La sécheresse qui frappe plusieurs pays de l’UE a conduit la Commission à annoncer des soutiens aux éleveurs. FNSEA, Coordination rurale et Confédération paysanne demandent au gouvernement français d’aller plus loin.
« Les agriculteurs pourront recevoir à l’avance les paiements directs et les paiements au titre du développement rural qui leur sont destinés, et ils disposeront d’une plus grande souplesse quant à l’exploitation des terres qui, en temps normal, ne seraient pas utilisées à des fins de production, afin de pouvoir nourrir leurs animaux », a annoncé, le 2 août, la Commission européenne. « Les sécheresses prolongées qui sévissent actuellement dans plusieurs pays de l’UE ont de graves conséquences sur la production des grandes cultures, ainsi que des aliments pour animaux, ce qui pourrait également avoir une incidence sur le bien-être de ces derniers. La réduction des stocks d’aliments pour animaux a en outre une incidence particulière sur les revenus des éleveurs de bétail, étant donné qu’ils seront confrontés à une augmentation de leurs coûts de production s’ils doivent affronter une pénurie de fourrage plus tard dans l’année. »
Plus précisément, « deux décisions ont été prises pour aider les agriculteurs à faire face aux sécheresses, en complément du soutien prévu dans le cadre de la législation relative à la PAC :
- Des avances plus élevées : les agriculteurs pourront recevoir jusqu’à 70 % de leurs paiements directs et 85 % des paiements au titre du développement rural dès la mi-octobre 2018 et ils ne devront donc pas attendre le mois de décembre pour redresser leur trésorerie.

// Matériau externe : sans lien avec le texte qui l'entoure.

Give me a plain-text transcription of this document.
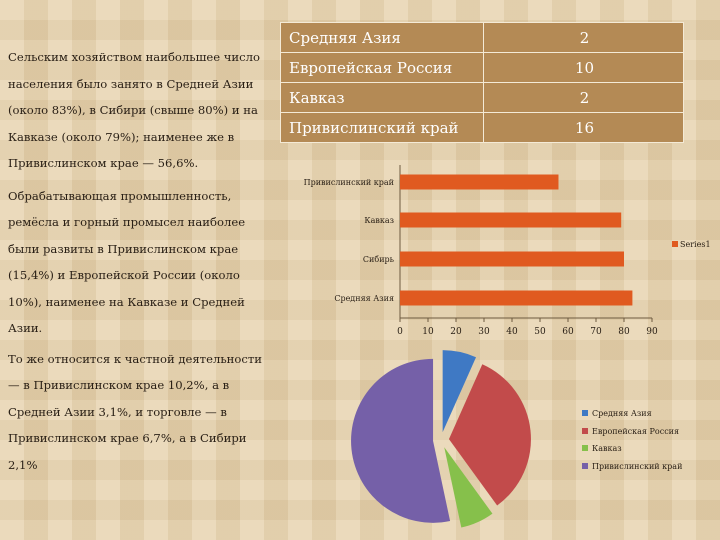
Сельским хозяйством наибольшее число населения было занято в Средней Азии (около 83%), в Сибири (свыше 80%) и на Кавказе (около 79%); наименее же в Привислинском крае — 56,6%.

Обрабатывающая промышленность, ремёсла и горный промысел наиболее были развиты в Привислинском крае (15,4%) и Европейской России (около 10%), наименее на Кавказе и Средней Азии.

То же относится к частной деятельности — в Привислинском крае 10,2%, а в Средней Азии 3,1%, и торговле — в Привислинском крае 6,7%, а в Сибири 2,1%

Средняя Азия	2
Европейская Россия	10
Кавказ	2
Привислинский край	16
0 10 20 30 40 50 60 70 80 90
Привислинский край
Кавказ
Сибирь
Средняя Азия
Series1
Средняя Азия
Европейская Россия
Кавказ
Привислинский край
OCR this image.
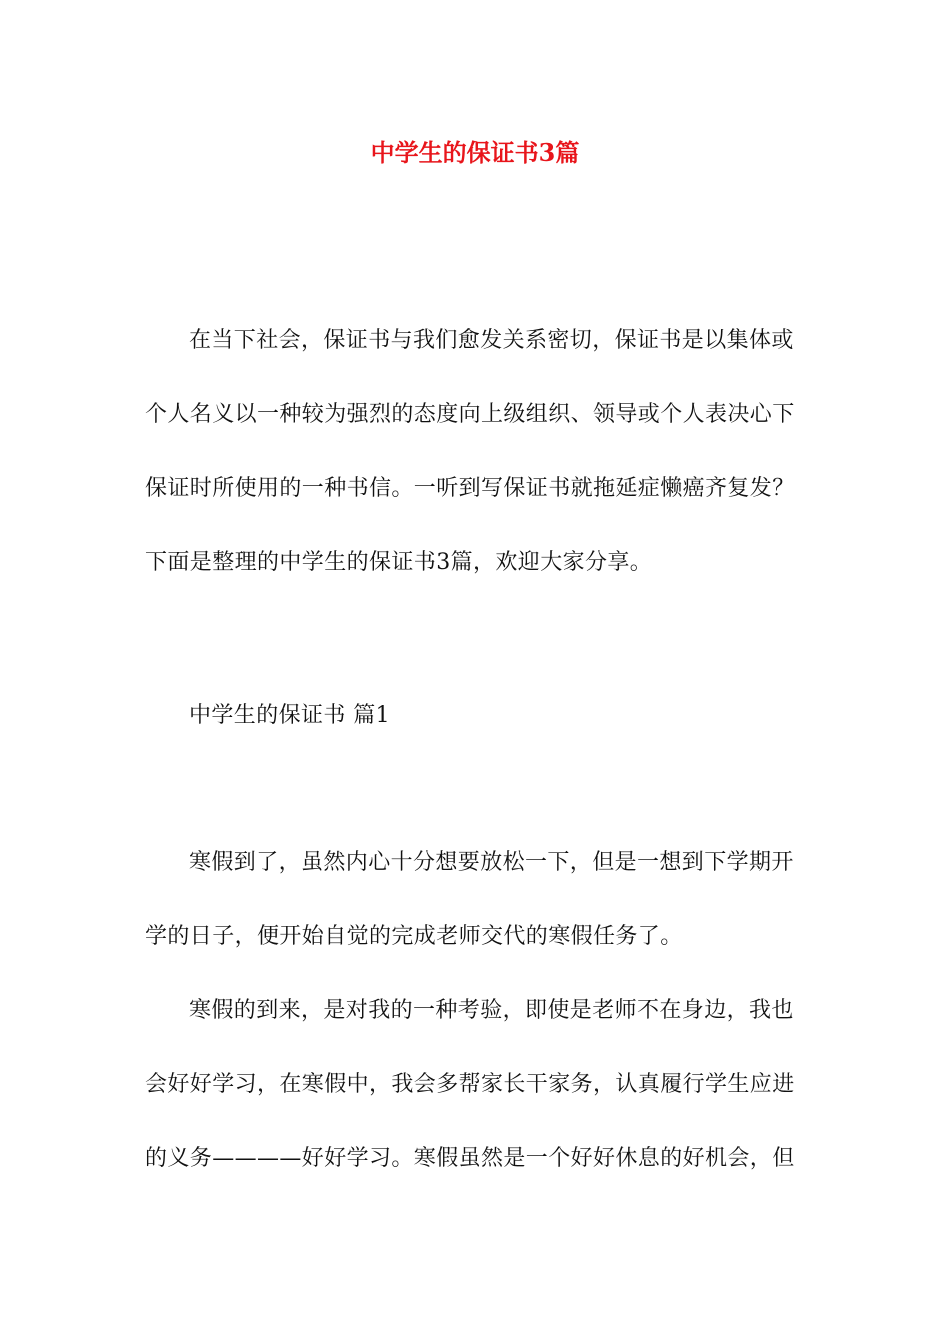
中学生的保证书3篇

在当下社会，保证书与我们愈发关系密切，保证书是以集体或个人名义以一种较为强烈的态度向上级组织、领导或个人表决心下保证时所使用的一种书信。一听到写保证书就拖延症懒癌齐复发？下面是整理的中学生的保证书3篇，欢迎大家分享。

中学生的保证书 篇1

寒假到了，虽然内心十分想要放松一下，但是一想到下学期开学的日子，便开始自觉的完成老师交代的寒假任务了。

寒假的到来，是对我的一种考验，即使是老师不在身边，我也会好好学习，在寒假中，我会多帮家长干家务，认真履行学生应进的义务————好好学习。寒假虽然是一个好好休息的好机会，但
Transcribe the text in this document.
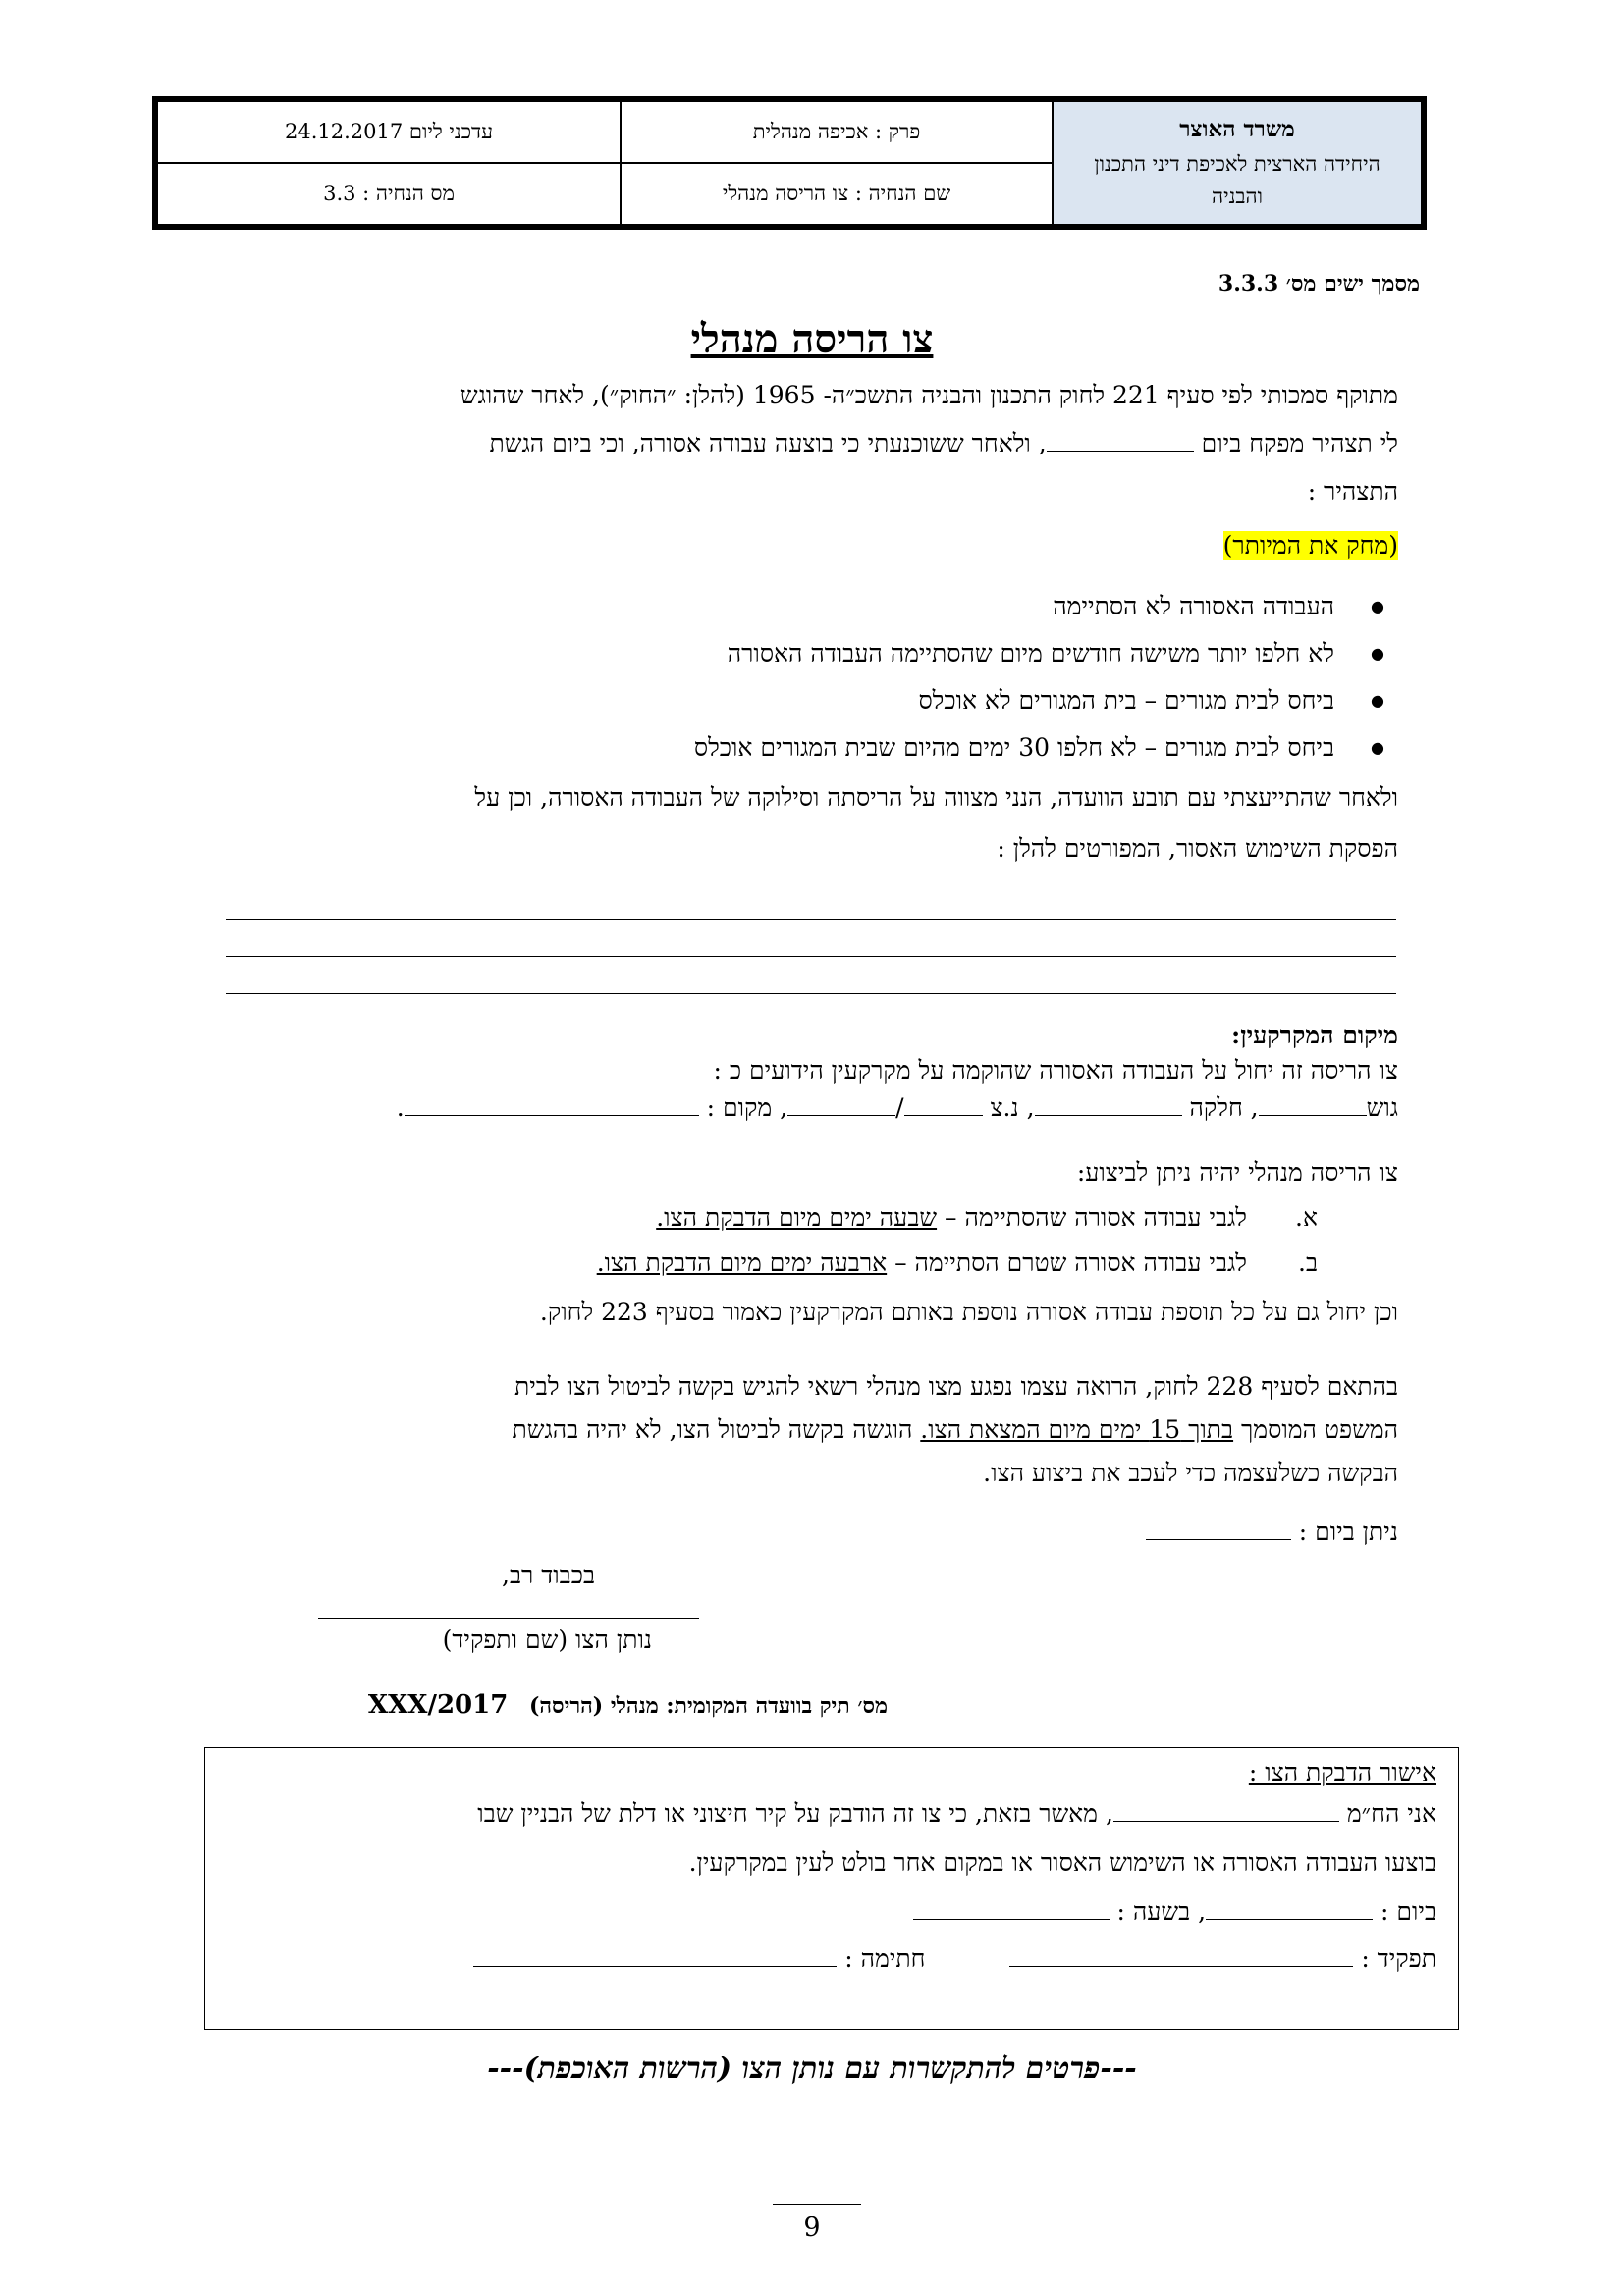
עדכני ליום 24.12.2017	פרק : אכיפה מנהלית	משרד האוצר
היחידה הארצית לאכיפת דיני התכנון והבניה
מס הנחיה : 3.3	שם הנחיה : צו הריסה מנהלי
מסמך ישים מס׳ 3.3.3
צו הריסה מנהלי
מתוקף סמכותי לפי סעיף 221 לחוק התכנון והבניה התשכ״ה- 1965 (להלן: ״החוק״), לאחר שהוגש
לי תצהיר מפקח ביום , ולאחר ששוכנעתי כי בוצעה עבודה אסורה, וכי ביום הגשת
התצהיר :
(מחק את המיותר)
● העבודה האסורה לא הסתיימה
● לא חלפו יותר משישה חודשים מיום שהסתיימה העבודה האסורה
● ביחס לבית מגורים – בית המגורים לא אוכלס
● ביחס לבית מגורים – לא חלפו 30 ימים מהיום שבית המגורים אוכלס
ולאחר שהתייעצתי עם תובע הוועדה, הנני מצווה על הריסתה וסילוקה של העבודה האסורה, וכן על
הפסקת השימוש האסור, המפורטים להלן :
מיקום המקרקעין:
צו הריסה זה יחול על העבודה האסורה שהוקמה על מקרקעין הידועים כ :
גוש, חלקה , נ.צ /, מקום : .
צו הריסה מנהלי יהיה ניתן לביצוע:
א.לגבי עבודה אסורה שהסתיימה – שבעה ימים מיום הדבקת הצו.
ב.לגבי עבודה אסורה שטרם הסתיימה – ארבעה ימים מיום הדבקת הצו.
וכן יחול גם על כל תוספת עבודה אסורה נוספת באותם המקרקעין כאמור בסעיף 223 לחוק.
בהתאם לסעיף 228 לחוק, הרואה עצמו נפגע מצו מנהלי רשאי להגיש בקשה לביטול הצו לבית
המשפט המוסמך בתוך 15 ימים מיום המצאת הצו. הוגשה בקשה לביטול הצו, לא יהיה בהגשת
הבקשה כשלעצמה כדי לעכב את ביצוע הצו.
ניתן ביום :
בכבוד רב,
נותן הצו (שם ותפקיד)
מס׳ תיק בוועדה המקומית: מנהלי (הריסה) 2017/XXX
אישור הדבקת הצו :
אני הח״מ , מאשר בזאת, כי צו זה הודבק על קיר חיצוני או דלת של הבניין שבו
בוצעו העבודה האסורה או השימוש האסור או במקום אחר בולט לעין במקרקעין.
ביום : , בשעה :
תפקיד :   חתימה :
---פרטים להתקשרות עם נותן הצו (הרשות האוכפת)---
9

- Les agriculteurs bénéficieront de dérogations à certaines exigences en matière de « verdissement », à savoir la diversification des cultures et les règles sur les surfaces d’intérêt écologique (SIE) en ce qui concerne les terres mises en jachère, ce qui leur permettra d’utiliser ces terres à des fins de production d’aliments pour animaux. L’adoption d’autres dérogations au « verdissement » est également envisagée, de façon à ce que les agriculteurs bénéficient d’une plus grande souplesse en ce qui concerne leur production fourragère. Ces mesures seront particulièrement profitables aux éleveurs de bétail. »
La FNSEA refuse les « semis administratifs »
« Toutes les productions sont impactées par la canicule, tant végétales qu’animales, et les agriculteurs agissent avec pragmatisme pour assurer dans les meilleures conditions possibles la poursuite de leur activité », souligne la FNSEA dans un communiqué du 3 août. « L’application des règlements doit aussi tenir compte de cette situation exceptionnelle. Le Commissaire Phil Hogan a pris la mesure de la détresse des agriculteurs et propose d’utiliser un certain nombre d’instruments, dont des paiements PAC anticipés plus élevés (70 %), des dérogations aux exigences du verdissement et des aides d’État. »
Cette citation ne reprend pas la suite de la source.